检查数组中的所有元素是否都存在于另一个数组中

Question

I want to make a function to check if all elements in an array are present in another. I have tried to do this:

function includesAll (needles, haystack) {
  return needles.every((needle) => {
    return haystack.includes(needle)
  })
}

However, when I test for this function for the empty array as needles , like this: includesAll([], [1]) , it returns true , whereas I'm expecting false (because [1].includes([]) returns false ). Why does this happen? And can you write a correct function (one that reflects the behavior of include , but for an array instead of an element)?

Answer 1

Your code is working as expected. The function should return true because there is no element in the empty needles array that is not included in the haystack.

You wrote:

because [1].includes([]) returns false

...but that is not the same, and is not happening either. The includes method is not passed the needles array, but elements in that array. And since there are none, includes is never called. The function should return true , as there is no element that is not included.

If for some reason you want another behaviour, you could do as follows:

function includesAll (needles, haystack) {
    return !needles.length && needles.every(needle => haystack.includes(needle));
}

This way you require that the function can only return true if needles has at least one element.

Answer 2

You have a flaw in your logic.

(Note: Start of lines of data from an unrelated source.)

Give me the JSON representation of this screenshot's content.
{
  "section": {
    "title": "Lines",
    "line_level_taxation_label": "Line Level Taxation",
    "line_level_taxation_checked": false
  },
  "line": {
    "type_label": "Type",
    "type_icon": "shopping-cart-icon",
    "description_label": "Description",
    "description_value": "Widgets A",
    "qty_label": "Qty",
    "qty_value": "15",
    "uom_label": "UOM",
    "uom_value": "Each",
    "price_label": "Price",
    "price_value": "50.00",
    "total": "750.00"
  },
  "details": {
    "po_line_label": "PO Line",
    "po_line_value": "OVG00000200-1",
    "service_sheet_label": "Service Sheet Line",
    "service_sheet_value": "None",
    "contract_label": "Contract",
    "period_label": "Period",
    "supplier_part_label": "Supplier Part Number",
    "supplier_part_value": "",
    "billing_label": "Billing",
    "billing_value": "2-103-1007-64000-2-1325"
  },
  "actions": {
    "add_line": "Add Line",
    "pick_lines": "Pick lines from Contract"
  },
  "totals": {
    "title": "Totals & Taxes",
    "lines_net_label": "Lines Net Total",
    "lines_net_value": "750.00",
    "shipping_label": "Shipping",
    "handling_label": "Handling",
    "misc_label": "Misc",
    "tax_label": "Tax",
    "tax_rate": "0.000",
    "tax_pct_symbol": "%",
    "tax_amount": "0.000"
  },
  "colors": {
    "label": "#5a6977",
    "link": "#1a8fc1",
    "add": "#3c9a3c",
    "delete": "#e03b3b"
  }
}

In your includesAll function, you are comparing two arrays. As such,

includesAll([], [1]);

should return true .

This is not equivalent to checking

[1].includes([]);

which is checking if the array [1] contains an empty array, which it does not.

In terms of your function, that would be like checking

includesAll([[]], [1]);

which should return false

Answer 3

Read this at MDN

every acts like the "for all" quantifier in mathematics. In particular, for an empty array, it returns true. (It is vacuously true that all elements of the empty set satisfy any given condition.)